Es deutet viel darauf hin, dass der Populismus, wie er von Trump und Co. verbreitet wird, unheimlich viele Unterstützer hat. Die Wahrheit ist für solche Parteimitglieder oder einzelne Menschen gar nicht mehr relevant. Und selbst wenn viele von ihnen wissen, was die Wahrheit ist – es ist ihnen egal. Sie leben, denken und lenken nur in ihrem eigenen Kosmos.

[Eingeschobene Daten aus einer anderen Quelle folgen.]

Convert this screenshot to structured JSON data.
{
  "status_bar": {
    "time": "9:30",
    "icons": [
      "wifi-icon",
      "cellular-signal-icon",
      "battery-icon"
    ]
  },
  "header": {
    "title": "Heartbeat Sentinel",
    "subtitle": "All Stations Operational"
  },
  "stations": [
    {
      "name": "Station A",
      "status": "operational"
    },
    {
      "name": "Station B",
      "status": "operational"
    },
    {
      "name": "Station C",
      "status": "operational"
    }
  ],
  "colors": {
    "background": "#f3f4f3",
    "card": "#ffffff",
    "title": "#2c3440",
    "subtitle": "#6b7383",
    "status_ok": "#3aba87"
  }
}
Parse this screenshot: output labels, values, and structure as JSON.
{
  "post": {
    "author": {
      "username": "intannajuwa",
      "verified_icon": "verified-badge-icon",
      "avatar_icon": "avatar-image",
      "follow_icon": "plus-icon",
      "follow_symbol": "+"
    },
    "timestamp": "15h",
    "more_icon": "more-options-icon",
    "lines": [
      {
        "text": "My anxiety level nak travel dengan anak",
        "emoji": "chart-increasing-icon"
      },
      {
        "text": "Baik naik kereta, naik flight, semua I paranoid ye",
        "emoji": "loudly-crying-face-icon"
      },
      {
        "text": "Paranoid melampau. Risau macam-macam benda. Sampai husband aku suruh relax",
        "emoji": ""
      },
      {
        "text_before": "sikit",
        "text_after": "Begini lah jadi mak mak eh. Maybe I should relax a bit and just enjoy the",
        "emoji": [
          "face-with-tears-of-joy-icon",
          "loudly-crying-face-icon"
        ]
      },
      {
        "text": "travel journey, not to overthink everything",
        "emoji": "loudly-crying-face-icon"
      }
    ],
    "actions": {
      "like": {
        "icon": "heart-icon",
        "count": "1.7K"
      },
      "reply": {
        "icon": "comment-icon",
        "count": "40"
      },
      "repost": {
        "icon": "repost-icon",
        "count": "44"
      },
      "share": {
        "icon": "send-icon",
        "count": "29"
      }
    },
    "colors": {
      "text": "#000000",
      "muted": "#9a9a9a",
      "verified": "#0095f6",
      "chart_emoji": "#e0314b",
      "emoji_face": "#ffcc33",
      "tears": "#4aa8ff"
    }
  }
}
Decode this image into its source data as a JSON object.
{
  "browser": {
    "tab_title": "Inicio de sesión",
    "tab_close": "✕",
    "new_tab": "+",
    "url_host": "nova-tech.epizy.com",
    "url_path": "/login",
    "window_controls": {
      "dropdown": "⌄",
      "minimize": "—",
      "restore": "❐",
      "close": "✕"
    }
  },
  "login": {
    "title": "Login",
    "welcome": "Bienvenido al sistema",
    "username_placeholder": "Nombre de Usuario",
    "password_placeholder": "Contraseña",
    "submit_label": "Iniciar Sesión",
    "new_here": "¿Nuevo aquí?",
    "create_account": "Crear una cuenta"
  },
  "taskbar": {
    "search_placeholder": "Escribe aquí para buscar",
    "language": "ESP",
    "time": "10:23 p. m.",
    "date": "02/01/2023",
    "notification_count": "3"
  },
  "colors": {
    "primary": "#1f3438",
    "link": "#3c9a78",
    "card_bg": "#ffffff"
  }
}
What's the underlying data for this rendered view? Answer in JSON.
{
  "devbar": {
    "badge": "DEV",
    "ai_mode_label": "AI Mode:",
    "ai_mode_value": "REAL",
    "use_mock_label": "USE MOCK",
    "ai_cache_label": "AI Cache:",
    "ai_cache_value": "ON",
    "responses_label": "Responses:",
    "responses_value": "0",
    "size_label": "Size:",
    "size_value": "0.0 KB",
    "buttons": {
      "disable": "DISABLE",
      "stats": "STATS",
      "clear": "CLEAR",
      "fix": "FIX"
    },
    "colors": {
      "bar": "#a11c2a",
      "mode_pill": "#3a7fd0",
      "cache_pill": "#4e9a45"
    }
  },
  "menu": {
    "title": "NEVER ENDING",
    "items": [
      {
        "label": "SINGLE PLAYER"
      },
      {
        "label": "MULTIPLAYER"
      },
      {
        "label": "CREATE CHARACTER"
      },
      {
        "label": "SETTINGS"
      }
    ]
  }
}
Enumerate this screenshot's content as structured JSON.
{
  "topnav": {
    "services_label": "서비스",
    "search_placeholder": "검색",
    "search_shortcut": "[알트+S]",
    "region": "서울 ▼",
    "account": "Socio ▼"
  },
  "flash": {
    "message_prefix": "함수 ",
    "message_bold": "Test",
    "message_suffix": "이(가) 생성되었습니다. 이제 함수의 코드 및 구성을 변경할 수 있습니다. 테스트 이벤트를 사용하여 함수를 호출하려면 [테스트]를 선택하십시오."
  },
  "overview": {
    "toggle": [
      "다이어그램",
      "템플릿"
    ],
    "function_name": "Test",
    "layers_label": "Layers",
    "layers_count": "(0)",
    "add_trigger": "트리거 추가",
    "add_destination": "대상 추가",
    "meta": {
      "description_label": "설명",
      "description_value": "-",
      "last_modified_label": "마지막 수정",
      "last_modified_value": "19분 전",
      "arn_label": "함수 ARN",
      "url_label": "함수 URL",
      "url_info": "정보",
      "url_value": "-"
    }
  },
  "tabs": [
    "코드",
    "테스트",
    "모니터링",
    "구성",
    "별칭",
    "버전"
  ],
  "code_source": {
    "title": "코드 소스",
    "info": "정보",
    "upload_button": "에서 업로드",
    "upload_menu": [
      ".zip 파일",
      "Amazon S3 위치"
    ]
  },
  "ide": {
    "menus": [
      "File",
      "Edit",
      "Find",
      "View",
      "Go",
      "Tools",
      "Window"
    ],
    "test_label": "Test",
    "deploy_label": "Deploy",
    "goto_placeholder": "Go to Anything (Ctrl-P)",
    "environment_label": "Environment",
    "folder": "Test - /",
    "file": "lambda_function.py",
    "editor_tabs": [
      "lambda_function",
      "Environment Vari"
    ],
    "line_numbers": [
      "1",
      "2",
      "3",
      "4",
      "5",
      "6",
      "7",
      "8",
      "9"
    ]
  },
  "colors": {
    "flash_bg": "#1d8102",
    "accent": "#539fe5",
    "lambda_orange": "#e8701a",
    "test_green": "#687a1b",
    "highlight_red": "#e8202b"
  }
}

Das ist weltweit die grösste Herausforderung für die Demokratie.
Jürg Jung, Riehen
"Von Zerstörungswut geprägt"
Nach meiner oft zermürbenden Erfahrung gibt es in der real existierenden, hoch "zuvielisierten" Gesellschaft sowie in der von Links über die Mitte bis nach Rechts real praktizierten Politik erstens die Dummen: Sie wissen nicht was (sie) tun. Zweitens die Gleichgültigen: Sie tun nichts. Drittens die Schlauen: Sie tun nur, was ihnen selber nützt. Viertens die Gemeinen: Sie hauen dafür die andern in die Pfanne.
Sogenannte Fake News gehören dabei zu einer Welt, die von (Geld-)Gier, Herrsch- und Vergnügungssucht sowie von Zerstörungswut geprägt ist. Und wenn die Dummen, Gleichgültigen, Schlauen und Gemeinen zusammen die Mehrheit bilden, dann wird es für und in der Demokratie schwierig bis unmöglich, eine kollektive Intelligenz zu stärken, die zu für alle und alles umfassend tragfähigen Entscheidungen führen und sie gemeinsam tragen kann. Dafür braucht es grundsätzlich eine ganz andere Politik.